I join the opinion of the Court because it correctly holds that there is no constitutional right to abortion. Respondents invoke one source for that right: the Fourteenth Amendment’s guarantee that no State shall “deprive any person of life, liberty, or property without due process of law.” The Court well explains why, under our substantive due process precedents, the purported right to abortion is not a form of “liberty” protected by the Due Process Clause.
Such a right is neither “deeply rooted in this Nation’s history and tradition” nor “implicit in the concept of ordered liberty.

“As I have previously explained, ‘substantive due process’ is an oxymoron that “lack[s] any basis in the Constitution,” Thomas writes. He adds, “Cases like Griswold v. Connecticut, 381 U. S. 479 (1965) (right of married persons to obtain contraceptives)*; Lawrence v. Texas, 539 U. S. 558 (2003) (right to engage in private, consensual sexual acts); and Obergefell v.

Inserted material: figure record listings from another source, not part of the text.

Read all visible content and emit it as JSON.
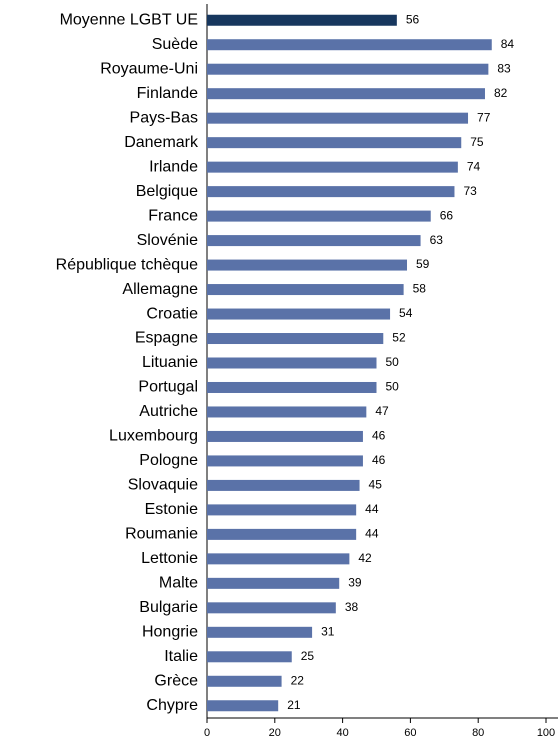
{
  "chart_data": {
    "type": "barh",
    "categories": [
      "Moyenne LGBT UE",
      "Suède",
      "Royaume-Uni",
      "Finlande",
      "Pays-Bas",
      "Danemark",
      "Irlande",
      "Belgique",
      "France",
      "Slovénie",
      "République tchèque",
      "Allemagne",
      "Croatie",
      "Espagne",
      "Lituanie",
      "Portugal",
      "Autriche",
      "Luxembourg",
      "Pologne",
      "Slovaquie",
      "Estonie",
      "Roumanie",
      "Lettonie",
      "Malte",
      "Bulgarie",
      "Hongrie",
      "Italie",
      "Grèce",
      "Chypre"
    ],
    "values": [
      56,
      84,
      83,
      82,
      77,
      75,
      74,
      73,
      66,
      63,
      59,
      58,
      54,
      52,
      50,
      50,
      47,
      46,
      46,
      45,
      44,
      44,
      42,
      39,
      38,
      31,
      25,
      22,
      21
    ],
    "colors": [
      "#17375e",
      "#5a72a8",
      "#5a72a8",
      "#5a72a8",
      "#5a72a8",
      "#5a72a8",
      "#5a72a8",
      "#5a72a8",
      "#5a72a8",
      "#5a72a8",
      "#5a72a8",
      "#5a72a8",
      "#5a72a8",
      "#5a72a8",
      "#5a72a8",
      "#5a72a8",
      "#5a72a8",
      "#5a72a8",
      "#5a72a8",
      "#5a72a8",
      "#5a72a8",
      "#5a72a8",
      "#5a72a8",
      "#5a72a8",
      "#5a72a8",
      "#5a72a8",
      "#5a72a8",
      "#5a72a8",
      "#5a72a8"
    ],
    "xlim": [
      0,
      100
    ],
    "xticks": [
      0,
      20,
      40,
      60,
      80,
      100
    ],
    "grid": false
  }
}
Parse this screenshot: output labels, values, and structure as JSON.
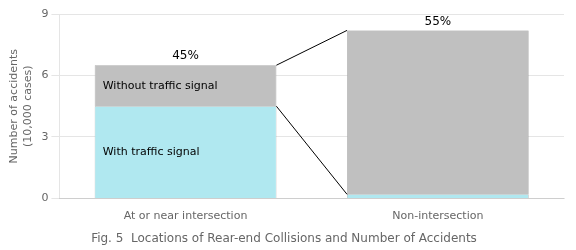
{
  "chart_data": {
    "type": "bar",
    "stacked": true,
    "title": "Fig. 5  Locations of Rear-end Collisions and Number of Accidents",
    "ylabel": [
      "Number of accidents",
      "(10,000 cases)"
    ],
    "categories": [
      "At or near intersection",
      "Non-intersection"
    ],
    "series": [
      {
        "name": "With traffic signal",
        "color": "#b0e8f0",
        "values": [
          4.5,
          0.2
        ]
      },
      {
        "name": "Without traffic signal",
        "color": "#c0c0c0",
        "values": [
          2.0,
          8.0
        ]
      }
    ],
    "annotations": [
      "45%",
      "55%"
    ],
    "ylim": [
      0,
      9
    ],
    "yticks": [
      0,
      3,
      6,
      9
    ],
    "grid": true
  }
}
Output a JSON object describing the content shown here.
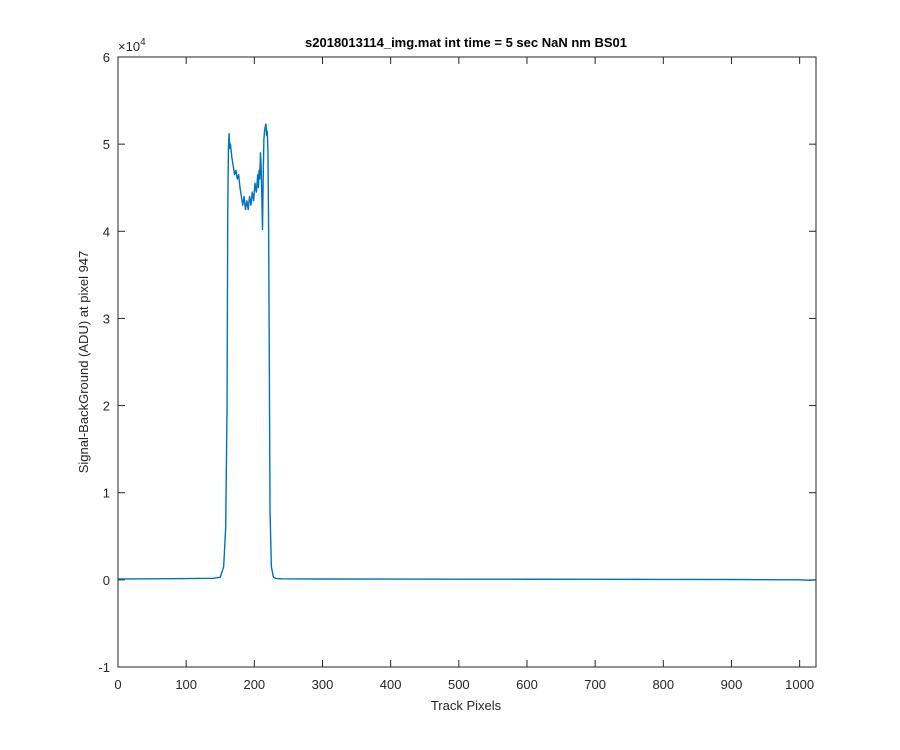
{
  "chart_data": {
    "type": "line",
    "title": "s2018013114_img.mat int time = 5 sec  NaN nm BS01",
    "xlabel": "Track Pixels",
    "ylabel": "Signal-BackGround (ADU) at pixel 947",
    "xlim": [
      0,
      1024
    ],
    "ylim": [
      -10000,
      60000
    ],
    "x_ticks": [
      0,
      100,
      200,
      300,
      400,
      500,
      600,
      700,
      800,
      900,
      1000
    ],
    "y_ticks": [
      -1,
      0,
      1,
      2,
      3,
      4,
      5,
      6
    ],
    "y_exponent_label": "×10",
    "y_exponent_power": "4",
    "grid": false,
    "line_color": "#0072bd",
    "axis_color": "#262626",
    "series": [
      {
        "x": [
          0,
          50,
          100,
          140,
          150,
          155,
          158,
          160,
          161,
          162,
          163,
          164,
          165,
          167,
          169,
          171,
          173,
          175,
          177,
          179,
          181,
          183,
          185,
          187,
          189,
          191,
          193,
          195,
          197,
          199,
          201,
          203,
          205,
          206,
          207,
          208,
          209,
          210,
          211,
          212,
          213,
          214,
          215,
          216,
          217,
          218,
          219,
          220,
          221,
          222,
          223,
          225,
          228,
          232,
          240,
          300,
          400,
          500,
          600,
          700,
          800,
          900,
          1000,
          1015,
          1024
        ],
        "y": [
          100,
          120,
          150,
          180,
          300,
          1500,
          6000,
          20000,
          42000,
          49500,
          51200,
          49500,
          50000,
          48500,
          47500,
          46500,
          47000,
          46000,
          46500,
          45000,
          44000,
          43000,
          44000,
          42500,
          43500,
          42500,
          44000,
          43000,
          44500,
          43500,
          45500,
          44500,
          46500,
          45000,
          47000,
          46000,
          49000,
          47500,
          44000,
          40200,
          46000,
          50500,
          51500,
          52000,
          52300,
          51000,
          51500,
          49000,
          40000,
          25000,
          8000,
          1500,
          300,
          150,
          120,
          100,
          90,
          80,
          70,
          60,
          50,
          40,
          0,
          -50,
          0
        ]
      }
    ]
  }
}
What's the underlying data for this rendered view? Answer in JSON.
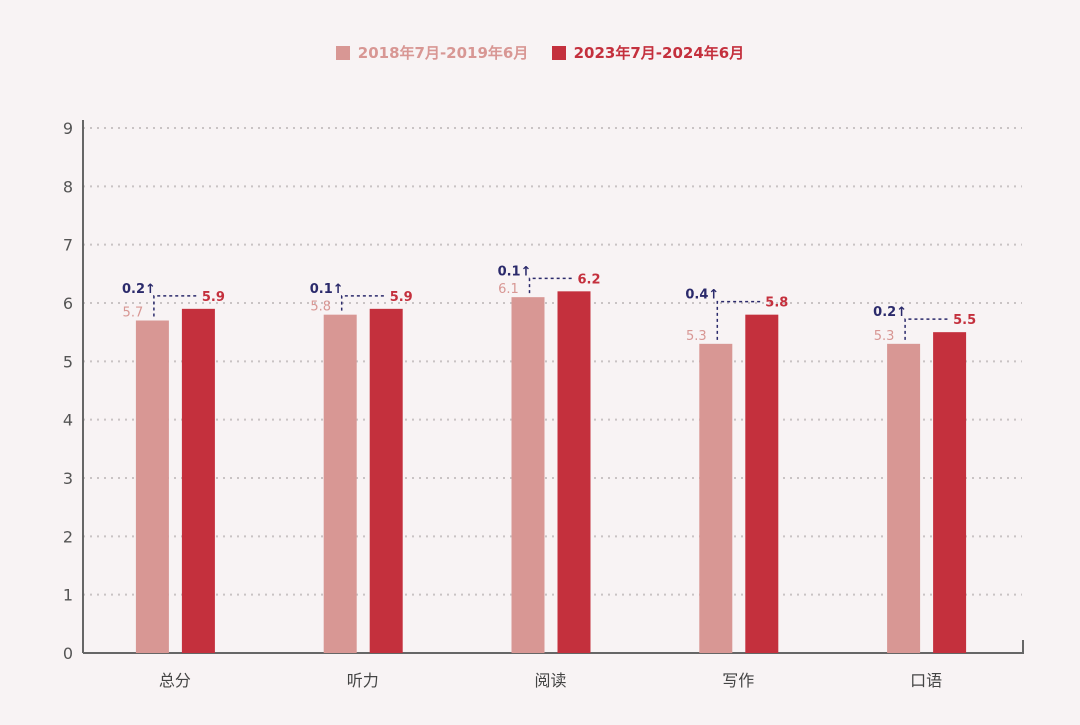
{
  "chart_data": {
    "type": "bar",
    "title": "",
    "xlabel": "",
    "ylabel": "",
    "ylim": [
      0,
      9
    ],
    "yticks": [
      "0",
      "1",
      "2",
      "3",
      "4",
      "5",
      "6",
      "7",
      "8",
      "9"
    ],
    "grid": true,
    "legend_position": "top-center",
    "categories": [
      "总分",
      "听力",
      "阅读",
      "写作",
      "口语"
    ],
    "series": [
      {
        "name": "2018年7月-2019年6月",
        "color": "#d89794",
        "values": [
          5.7,
          5.8,
          6.1,
          5.3,
          5.3
        ],
        "labels": [
          "5.7",
          "5.8",
          "6.1",
          "5.3",
          "5.3"
        ]
      },
      {
        "name": "2023年7月-2024年6月",
        "color": "#c4303d",
        "values": [
          5.9,
          5.9,
          6.2,
          5.8,
          5.5
        ],
        "labels": [
          "5.9",
          "5.9",
          "6.2",
          "5.8",
          "5.5"
        ]
      }
    ],
    "annotations": [
      "0.2↑",
      "0.1↑",
      "0.1↑",
      "0.4↑",
      "0.2↑"
    ],
    "annotation_color": "#2b2a6b"
  }
}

Hodges, 576 U. S. 644 (2015) (right to same-sex marriage), are not at issue.”

“I agree that ‘[n]othing in [the Court’s] opinion should be understood to cast doubt on precedents that do not concern abortion.’ For that reason, in future cases, we should reconsider all of this Court’s substantive due process precedents, including Griswold, Lawrence, and Obergefell,” Thomas wrote. This signals that, with the right of due process negated, the Court may soon overturn more longstanding laws to make contraception, gay sex, and gay marriage illegal.

Significantly, Thomas (whose wife is white) neglected to mention Loving vs. Virginia (1967) — the landmark case that legalized interracial marriage nationwide. That case also relies on due process.